• Wheel Inspection

  • General discussion about railroad operations, related facilities, maps, and other resources.
General discussion about railroad operations, related facilities, maps, and other resources.

Moderator: Robert Paniagua

  by ButchInAlaska
I have just started my apprenticeship in Fairbanks,Alaska for a Carman. I am working on my lessons and I have a confusing question. I am wondering if "Wheel Skid" and "Wheel Sliding" are the same thing or if there is a difference. If anyone could help me or point me in the direction to find the answer I would appreciate it. Thanks.

  by Aji-tater
Butch, the term "wheel sliding" I'm familiar with - failing to release a handbrake, a retainer left up, or air brakes which are not acting right, can cause wheels to slide causing flat spots. "Wheel skid" **could** be used to describe that condition or it could be something different (a skate, maybe?) - it's a new one on me.
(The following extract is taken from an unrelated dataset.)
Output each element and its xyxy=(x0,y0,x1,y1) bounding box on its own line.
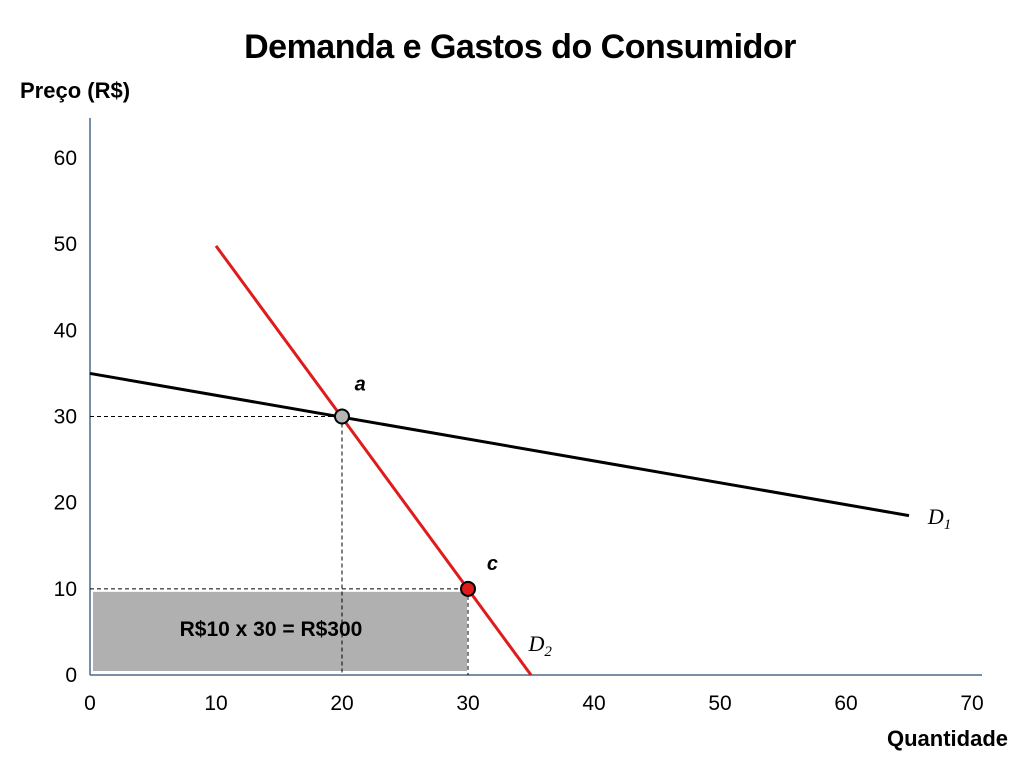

You will find different parts of the country use different terms for things so maybe someone else has used that term. Try asking your instructor or some old timers there. When you get an answer, please post here so we can learn too. Good luck with your new job.

I was wondering if "skid", was the term used for the lateral motion of the tread, as it moves "sideways" across the railhead, in a curve? I don't have my books here, in the motel, but the trucks do many things, besides holding the wheels. They torsion, flex, twist and will also skew. These are extreme, in extreme curvature. The wheels don't run straight, in a curve, if they did, they would climb over the outside rail. Those wheels, while rolling, are also constantly shifting to the inside of the rail, as the wheel climbs up, off the tread, and onto the radius of the flange. I am wondering, if this constant movement, back onto the tread, is a skid? Easily seen, at very low speed, on a tight curve, it actually produces loud "popping" sounds, as it slides from the radius, back onto the tread. The other thought, was a wheel, that slowly slides, while still moving. A car moving at 20 mph, might have a dragging brake, that "skids" the wheel, at perhaps ony 8-10 mph, really a series of mini slides, and the result is built up material, on the tread, from the metal melting, being moved up, onto the tread, then cooled again. A sliding wheel, is just that. A wheel NOT rolling, and sliding along, usually burning a flat spot, with lost material being deposited on the railhead, not the wheel. Been many years, since I worked as a car knocker, and thankfully, I have forgotten most of the stuff, I learned. Probably created more questions for you, than answers, but I tried............ :P

"Old-Timers"? I thought you WAS an old-timer, Aji................... :P

  by Aji-tater
Some days it sure FEELS like it, LOL. I'm generally in great health but sometimes I ache in places I didn't know I had 20 years ago. :-)
  by ButchInAlaska
I appeciate your guys help. This is all new to me. The question in my lesson pertained to "improper use of a hand brake". I guess maybe the term "skid" was just another way of saying the wheel was sliding. I'll go and ask some of the guys at work to make sure. I really do appreciate the input. Maybe someday when I'm an Oldtimer I can do the same for someone else. I'll let you know what they say.